As an administrator, you will be able to determine which areas of the system users can view and edit by tagging them based on a blueprint dimension, with the ability to assign different roles per speciality for those users with multiple.
Question Bank Translation
For customers who need to deliver exams in multiple languages, you can now create and manage translated versions of your questions and resources. Question authors can select the language with which they want to create the question/resource in, and from the original item create a translated version to link them together simply. New filtering is available so you can search for specific language versions. When adding resources to questions Practique will automatically choose the resource in the same language as the question if there is one available.
Users can have a preferred language as authors, so everything they create will be in their language as default.
Multi Part Written Questions
Question authors can construct multi part SAQs so that questions can have sub questions included. Each sub question has a stem, number of lines, number of marks, model answer, comments and tagging associated with it. You can also add image resources and tables at the sub question level. And you can re-order the subquestions easily. The questions can be exported to word should paper based exams be required, and will be available by PDF in a future release. You can also now upload multi-part questions by CSV/XLXS should you be looking to batch larger quantities.
Translated Exam Delivery
Your translated questions can now be delivered electronically or on paper (PDF or Word).
MCQ/SBA Randomisation
You can view questions in the question bank with the answers ordered either alphanumerically or custom order (order they are created in). When delivering the exam you can choose to display the question answers either alphanumerically, custom order or randomly.
Customised Item Review Process
Your organisation can now add extra stages to the default item review process (draft, pending, approved, archived/retired) to more closely match your in-house process. For example 'ready for review' before pending, or 'reviewed' after.
Mark Amendments Logging
For added security any mark amendments have to be approved and an audit trail is now available to assure that any changes to marks are attributed to a user.

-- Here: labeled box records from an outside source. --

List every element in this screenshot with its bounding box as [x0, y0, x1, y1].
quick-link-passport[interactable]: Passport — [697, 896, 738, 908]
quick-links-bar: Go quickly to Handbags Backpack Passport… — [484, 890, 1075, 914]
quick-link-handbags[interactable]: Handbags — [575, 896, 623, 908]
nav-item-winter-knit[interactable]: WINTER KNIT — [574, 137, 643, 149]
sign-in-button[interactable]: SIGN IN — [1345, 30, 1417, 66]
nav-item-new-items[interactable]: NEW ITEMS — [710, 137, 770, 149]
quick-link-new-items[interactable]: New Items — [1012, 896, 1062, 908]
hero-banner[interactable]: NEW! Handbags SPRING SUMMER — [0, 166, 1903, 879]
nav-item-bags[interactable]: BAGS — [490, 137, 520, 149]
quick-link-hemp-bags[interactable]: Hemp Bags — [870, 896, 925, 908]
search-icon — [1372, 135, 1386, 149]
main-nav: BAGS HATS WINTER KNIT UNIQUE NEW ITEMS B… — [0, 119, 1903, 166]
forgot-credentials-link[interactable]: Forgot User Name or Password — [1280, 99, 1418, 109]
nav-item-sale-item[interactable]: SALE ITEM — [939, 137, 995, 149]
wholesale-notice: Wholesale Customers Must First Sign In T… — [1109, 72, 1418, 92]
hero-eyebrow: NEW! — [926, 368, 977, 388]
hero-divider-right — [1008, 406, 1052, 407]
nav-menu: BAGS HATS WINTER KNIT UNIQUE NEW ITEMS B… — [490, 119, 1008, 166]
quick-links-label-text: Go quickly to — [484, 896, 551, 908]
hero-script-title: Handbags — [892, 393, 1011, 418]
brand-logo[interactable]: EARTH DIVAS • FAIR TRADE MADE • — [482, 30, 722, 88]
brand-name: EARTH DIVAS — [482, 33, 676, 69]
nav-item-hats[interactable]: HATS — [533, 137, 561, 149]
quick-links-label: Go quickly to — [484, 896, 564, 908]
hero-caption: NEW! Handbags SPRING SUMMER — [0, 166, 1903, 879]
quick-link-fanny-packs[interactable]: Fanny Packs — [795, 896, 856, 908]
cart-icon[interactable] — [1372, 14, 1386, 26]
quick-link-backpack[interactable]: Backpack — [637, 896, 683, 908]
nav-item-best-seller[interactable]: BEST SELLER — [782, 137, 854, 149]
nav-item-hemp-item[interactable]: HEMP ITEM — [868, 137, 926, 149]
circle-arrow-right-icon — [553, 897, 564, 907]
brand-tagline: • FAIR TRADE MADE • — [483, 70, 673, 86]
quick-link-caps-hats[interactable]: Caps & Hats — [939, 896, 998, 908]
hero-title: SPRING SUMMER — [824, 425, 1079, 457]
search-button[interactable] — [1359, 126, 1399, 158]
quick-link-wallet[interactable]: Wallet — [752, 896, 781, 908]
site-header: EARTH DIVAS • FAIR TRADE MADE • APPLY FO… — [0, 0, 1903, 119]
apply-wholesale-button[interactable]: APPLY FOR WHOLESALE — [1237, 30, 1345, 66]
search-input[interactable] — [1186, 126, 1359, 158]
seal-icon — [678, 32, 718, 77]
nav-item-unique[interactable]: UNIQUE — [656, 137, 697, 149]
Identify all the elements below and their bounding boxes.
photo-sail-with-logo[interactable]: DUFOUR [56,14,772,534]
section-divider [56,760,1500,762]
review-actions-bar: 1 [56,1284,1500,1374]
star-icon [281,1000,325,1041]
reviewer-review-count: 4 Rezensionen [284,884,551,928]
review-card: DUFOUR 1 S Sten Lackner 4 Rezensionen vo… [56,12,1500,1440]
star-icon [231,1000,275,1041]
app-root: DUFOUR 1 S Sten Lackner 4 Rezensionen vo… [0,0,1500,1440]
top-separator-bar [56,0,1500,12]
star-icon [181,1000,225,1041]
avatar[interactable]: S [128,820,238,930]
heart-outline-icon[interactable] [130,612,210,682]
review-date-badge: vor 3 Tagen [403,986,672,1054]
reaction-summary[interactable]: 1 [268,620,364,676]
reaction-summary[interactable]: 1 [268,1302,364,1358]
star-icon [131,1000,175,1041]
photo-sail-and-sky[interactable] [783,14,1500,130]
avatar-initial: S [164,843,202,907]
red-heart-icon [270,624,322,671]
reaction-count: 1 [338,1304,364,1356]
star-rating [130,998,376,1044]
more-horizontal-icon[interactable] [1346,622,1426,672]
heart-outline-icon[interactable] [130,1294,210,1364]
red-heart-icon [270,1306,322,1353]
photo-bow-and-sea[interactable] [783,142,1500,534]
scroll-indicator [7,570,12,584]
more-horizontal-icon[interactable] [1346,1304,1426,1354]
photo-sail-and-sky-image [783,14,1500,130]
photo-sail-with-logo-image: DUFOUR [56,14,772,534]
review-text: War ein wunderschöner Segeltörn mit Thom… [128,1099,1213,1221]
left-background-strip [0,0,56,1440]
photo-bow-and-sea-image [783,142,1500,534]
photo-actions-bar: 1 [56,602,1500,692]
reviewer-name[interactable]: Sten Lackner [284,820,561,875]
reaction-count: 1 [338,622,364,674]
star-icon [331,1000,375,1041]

Adjustable Borderline Marking
In standard setting, you can now apply ‘Adjustable Borderline Regression’ to set the intercept value for the exam or at individual station level if required. By default, Practique sets the intercept at 1.0, this value can now be adjusted to 1.5 for example.
Marks for SAQ Questions
Question Markers are now able to see maximum marks available for SAQ questions in the word and PDF previews, and space has been added to the questions to allow room for marks to be added. Candidates will also be able to see the total marks for SAQ items in their exam so they know how long their answers should be.
Sequential testing for OSCE
For customers who use sequential testing for OSCE, it is now possible to combine the results of each sequence to produce an overall set of results for a cohort. In sequential testing, candidates who fail the exam (sequence 1) are required to sit a further exam (sequence 2) to determine their overall pass/fail outcome. Candidates who pass sequence 1 undergo no further testing.